Temuan itu mengemuka berdasarkan hasil kajian yang diadakan dengan mekanisme kerja sama antara kantor akuntan publik PwC Indonesia serta Lembaga Penyelidikan Ekonomi dan Masyarakat Fakultas Ekonomi dan Bisnis (LPEM FEB UI). Studi tersebut dipublikasikan pada Kamis (1/2/2024) malam.
”Kami memberanikan diri melakukan studi ini bekerja sama dengan rekan-rekan kami di PwC Indonesia dan LPEM FEB UI. Setelah setahun, ada banyak proses kami lakukan, mulai dari FGD (diskusi kelompok terfokus) dan interview. Harapannya, semoga angka-angka dan potensi yang dihasilkan bisa jadi batu loncatan untuk men-drive conversation (lebih lanjut),” ujar Direktur Kebijakan Publik Netflix Asia Tenggara Ruben Hattari.

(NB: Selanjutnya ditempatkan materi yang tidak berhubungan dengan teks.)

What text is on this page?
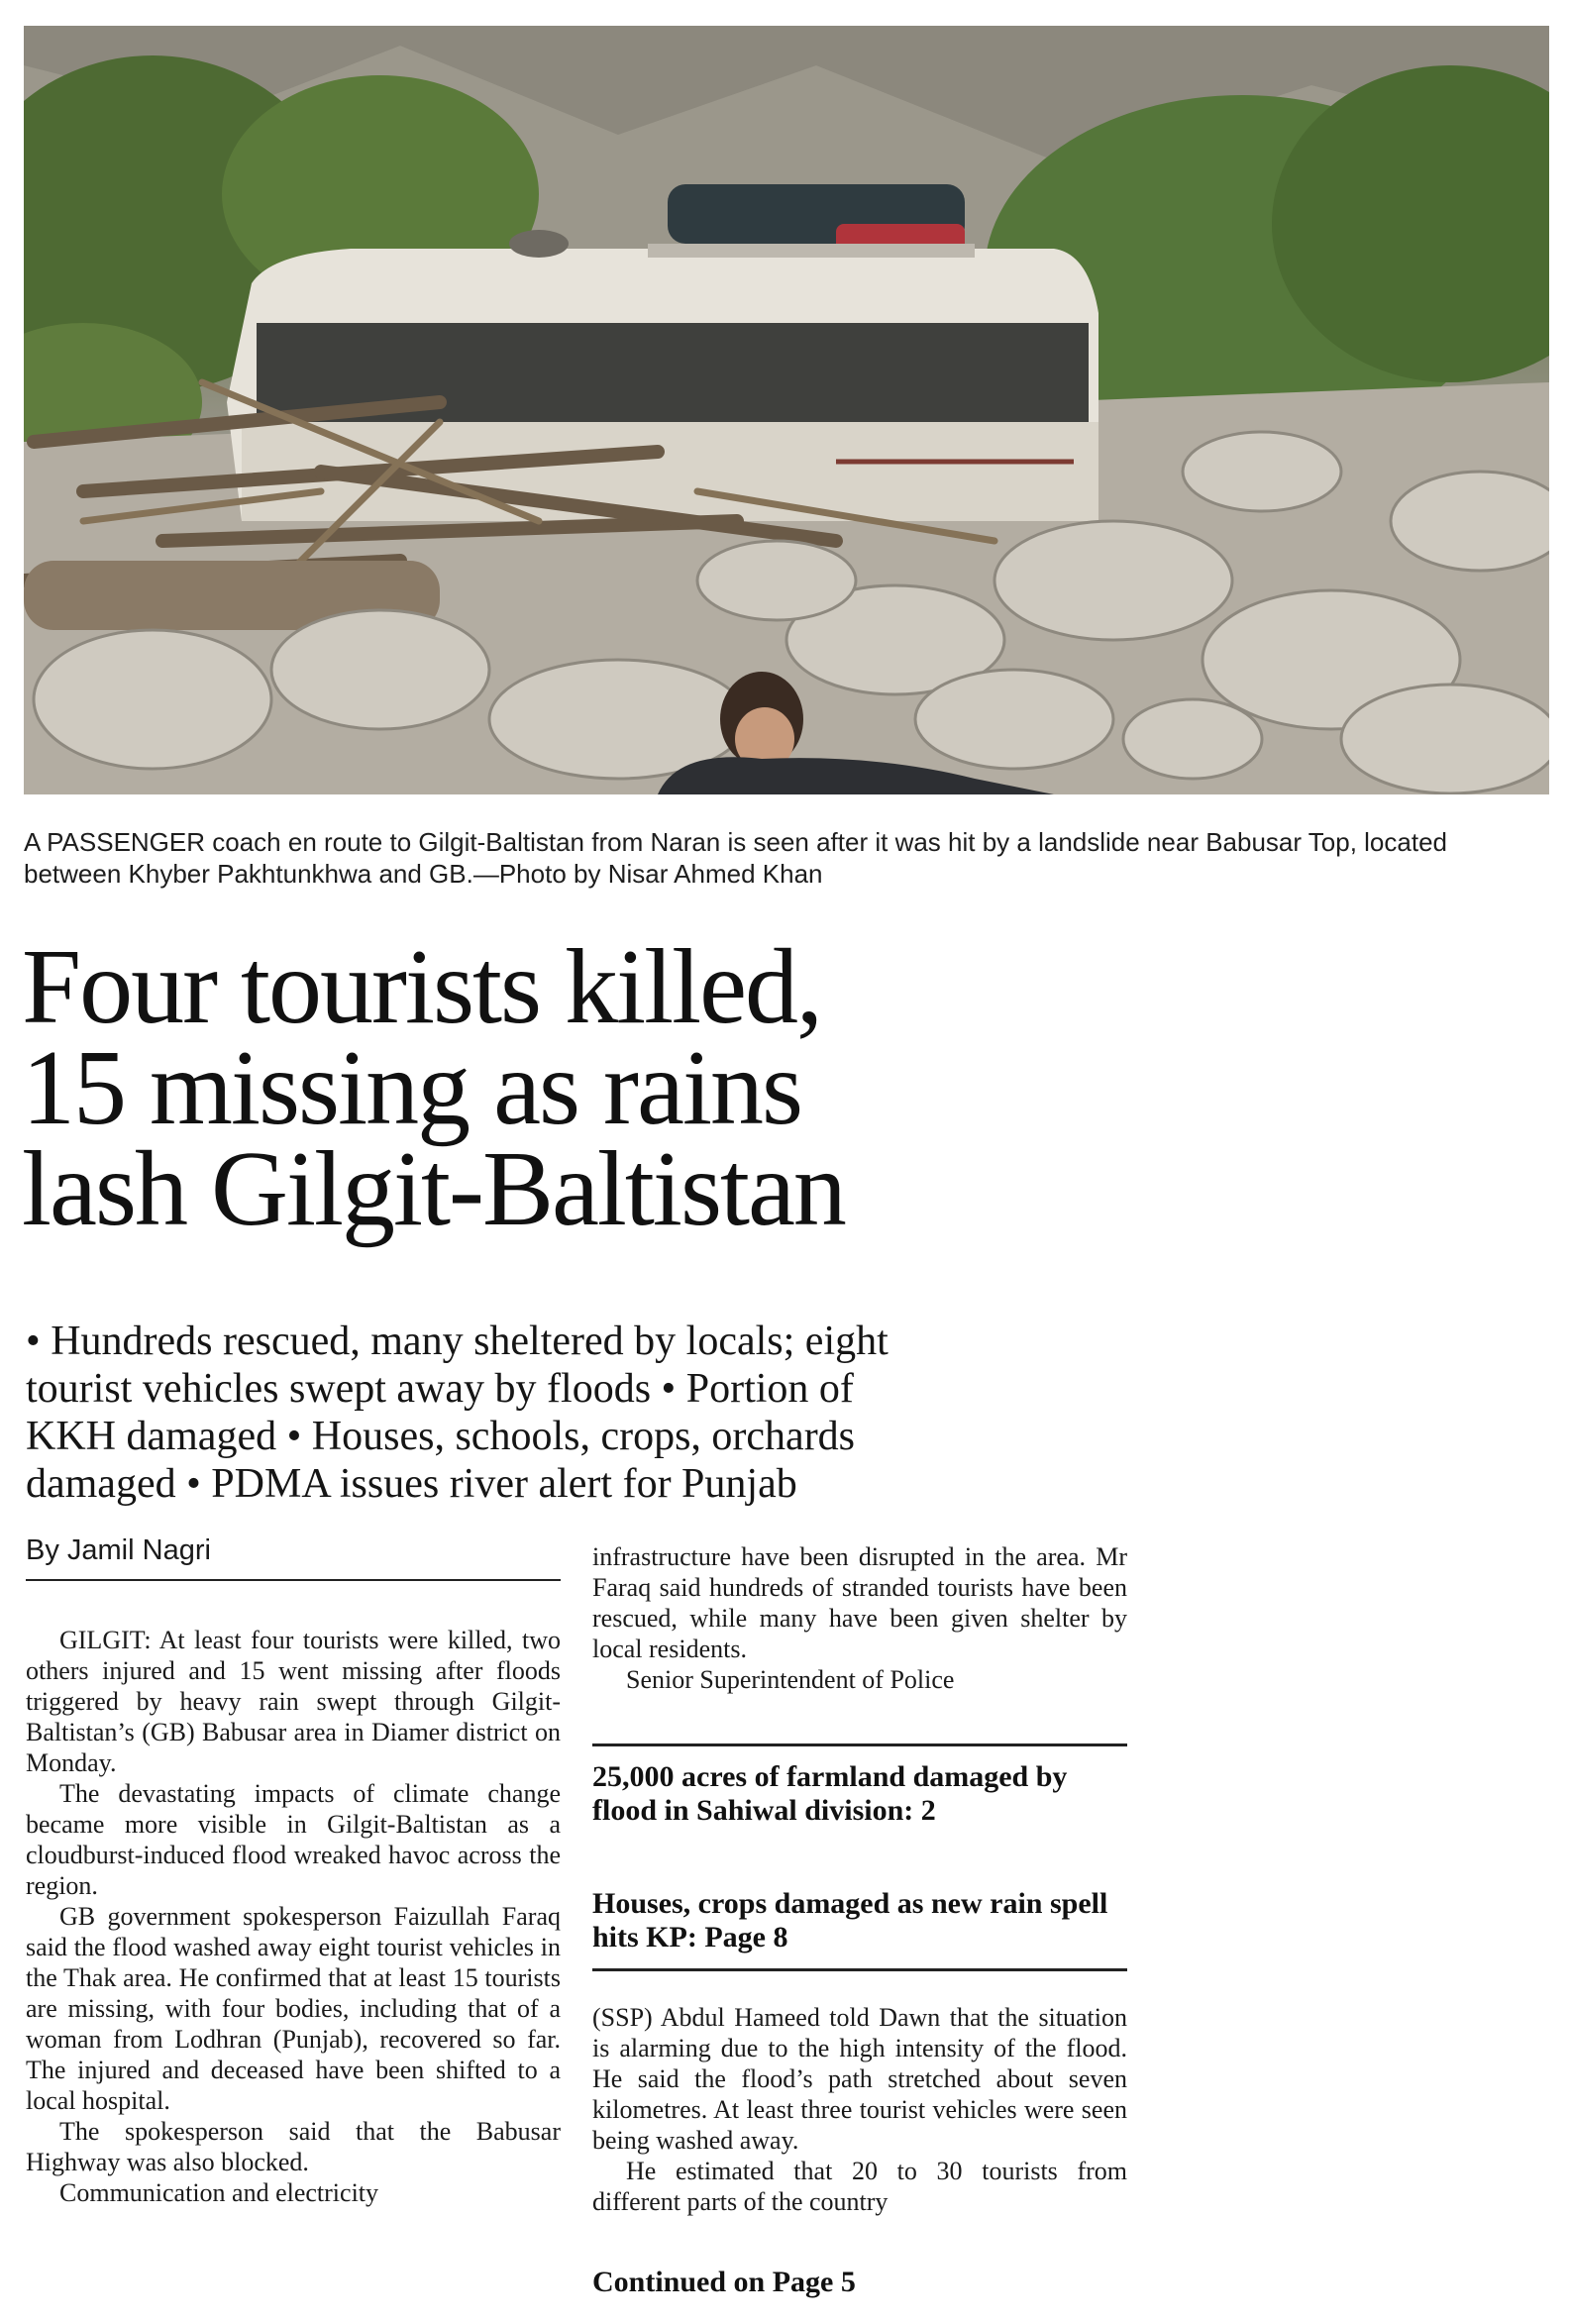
A PASSENGER coach en route to Gilgit-Baltistan from Naran is seen after it was hit by a landslide near Babusar Top, located between Khyber Pakhtunkhwa and GB.—Photo by Nisar Ahmed Khan

Four tourists killed,
15 missing as rains
lash Gilgit-Baltistan
• Hundreds rescued, many sheltered by locals; eight
tourist vehicles swept away by floods • Portion of
KKH damaged • Houses, schools, crops, orchards
damaged • PDMA issues river alert for Punjab

By Jamil Nagri

GILGIT: At least four tourists were killed, two others injured and 15 went missing after floods triggered by heavy rain swept through Gilgit-Baltistan’s (GB) Babusar area in Diamer district on Monday.

The devastating impacts of climate change became more visible in Gilgit-Baltistan as a cloudburst-induced flood wreaked havoc across the region.

GB government spokesperson Faizullah Faraq said the flood washed away eight tourist vehicles in the Thak area. He confirmed that at least 15 tourists are missing, with four bodies, including that of a woman from Lodhran (Punjab), recovered so far. The injured and deceased have been shifted to a local hospital.

The spokesperson said that the Babusar Highway was also blocked.

Communication and electricity

infrastructure have been disrupted in the area. Mr Faraq said hundreds of stranded tourists have been rescued, while many have been given shelter by local residents.

Senior Superintendent of Police

25,000 acres of farmland damaged by flood in Sahiwal division: 2
Houses, crops damaged as new rain spell hits KP: Page 8

(SSP) Abdul Hameed told Dawn that the situation is alarming due to the high intensity of the flood. He said the flood’s path stretched about seven kilometres. At least three tourist vehicles were seen being washed away.

He estimated that 20 to 30 tourists from different parts of the country

Continued on Page 5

Baca juga: Relaksasi Beragama lewat Film
Seperti diwartakan, sepanjang tahun lalu industri layar di Indonesia mampu berdampak signifikan pada perekonomian Indonesia. Hal itu tampak pada total output yang dihasilkan senilai 8,2 miliar dollar AS atau setara Rp 130 triliun.
Angka itu setara kontribusi terhadap pendapatan domestik bruto (PDB) negara sebesar 5,1 miliar dollar AS atau setara Rp 81 triliun. Tak hanya itu, sepanjang tahun 2022 ada 387.000 orang yang terserap dalam lapangan pekerjaan di industri ini.
Hingga tahun 2027 diperkirakan industri layar Indonesia juga akan tumbuh 6,13 persen (2023-2027). Hal itu berarti bisa menghasilkan potensi total output ekonomi sebesar 9,8 miliar dollar AS, setara Rp 156 triliun.
Dengan begitu, nilai tambah bruto (NTB) yang didapatkan sebesar 6,1 miliar dollar AS, setara Rp 98 triliun terhadap PDB, dan juga 616.000 tambahan pekerjaan setara penuh waktu.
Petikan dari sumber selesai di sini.